On Wednesday evening, I had dinner at Medium Rare , a fun, friendly, neighborhood restaurant in the Cleveland Park neighborhood of Washington DC, where “customers can just relax, and have a simple yet exceptional meal served to them.” This was my third time there, and each time I go, I am amazed by how busy it is. Honestly, it’s good but what’s so fantastic is the experience – there is a pre-fixed menu of artisan rustic bread, mixed green salad, and culotte steak and fries – the only thing you have to choose is the temperature of your steak. Even their wine and beer lists and the dessert menu are short. Everything is prepared well and consistent – something many people, including me, value in restaurants. The atmosphere is warm and friendly, and the staff is attentive. I have seen many restaurants come and go from Cleveland Park, and Medium Rare stays...and is always packed, just like on this random Wednesday night. It got me thinking about why this place is so popular. Is it the consistent experience you get every time you go? Do the apple pie and layered chocolate cake and the Dubble Bubble gum they give you with your check bring back childhood memories? Is it the feeling of knowing you don’t have to choose which steak you are going to have?
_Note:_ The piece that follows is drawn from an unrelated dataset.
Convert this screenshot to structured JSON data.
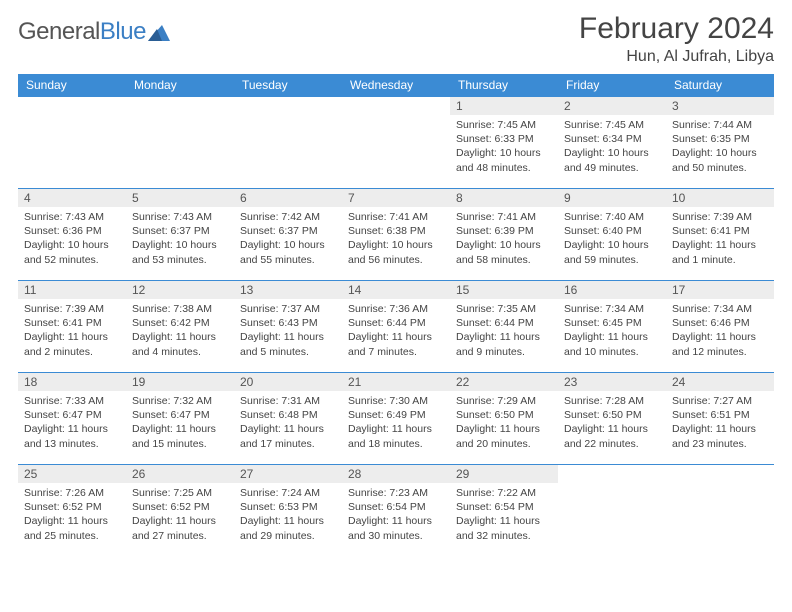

I turned to Yelp to gather some qualitative data. I read many at Medium Rare dinner reviews , and satisfaction seemed to come down to one experience: the fact that people don’t have to make a choice. Diners had posted things like, “For dinner, the only choice you had to (or could) make was how you wanted your steak cooked -- that's it!” and “It’s a pre-set menu so you don't have to make any decisions except how you want your steak done.” And “They have a set menu, and it's kind of nice to not have to make a decision once in a while.” So that was it! People enjoy not making decisions! Brilliant! I found this very interesting, especially considering how Americans LOVE choices. Take, for example, the “more than 200 item” menu at Cheesecake Factory, another restaurant that is always packed (and gives me great anxiety).
It got me thinking about the workshop I had just taught earlier in the day at the Census Bureau with Amy Anderson Riemer about the usability of web-based surveys. During the class, Amy had discussed “mode paralysis” and how survey respondents do not make a decision when given one. In trying to increase survey response rates, researchers often give people the choice of how to respond, usually by mail or web. The notion is that respondents have a preferred method of responding; thus, if we provide a choice between different modes, then people are more likely to choose the preferred method, and response rates will be high. Yet, contrary to what we might expect, researchers (1) have found that giving respondents the option to respond to surveys via mail or web actually decreases response rates. Millar, O’Neill and Dillman (2009) (2) actually suggest that withholding the paper option altogether could drive people to the web. This could have the profound effect of increasing response rates and decreasing costs. (Note that providing different response modes after the first contact appears to lead to increased responses from those who do not respond the first time around) (3).
One very interesting finding from Millar et al. (2009) was that respondents actually expressed that they preferred the survey mode they were “pushed” to (i.e., that they must use). So when we don’t give people an option, they are forced to respond in the way we ask them to, and they are more likely to do it than if we give options, and they report actually liking it!
This was exactly what I was seeing at Medium Rare. People do not have a choice in what they are going to eat, and then they rave about the experience and keep coming back for more. Who would have thought that this simplicity would lead to such success? (Well the owners of Medium Rare, that’s who. I wonder if they have read the survey methodology literature and at The Paradox of Choice…). So just like Medium Rare, we should consider the effects of not providing choices. Eliminating choices may greatly reduce the anxiety and busyness in our lives, freeing up time to do other things we enjoy, like socializing with family and friends at dinner. Next time you are designing a survey, consider not providing a choice, and instead, make your survey “Medium Rare.”
- Israel, G. D. (2009). Obtaining responses by mail or web: Response rates and data consequences. Proceedings from the American Association of Public Opinion Research (AAPOR) conference. https://www.amstat.org/sections/srms/proceedings/y2009/Files/400050.pdf
- Millar, M. & Dillman, D. A. (2011). Improving response to Web and mixed-mode surveys. Public Opinion Quarterly, 75, 249-269.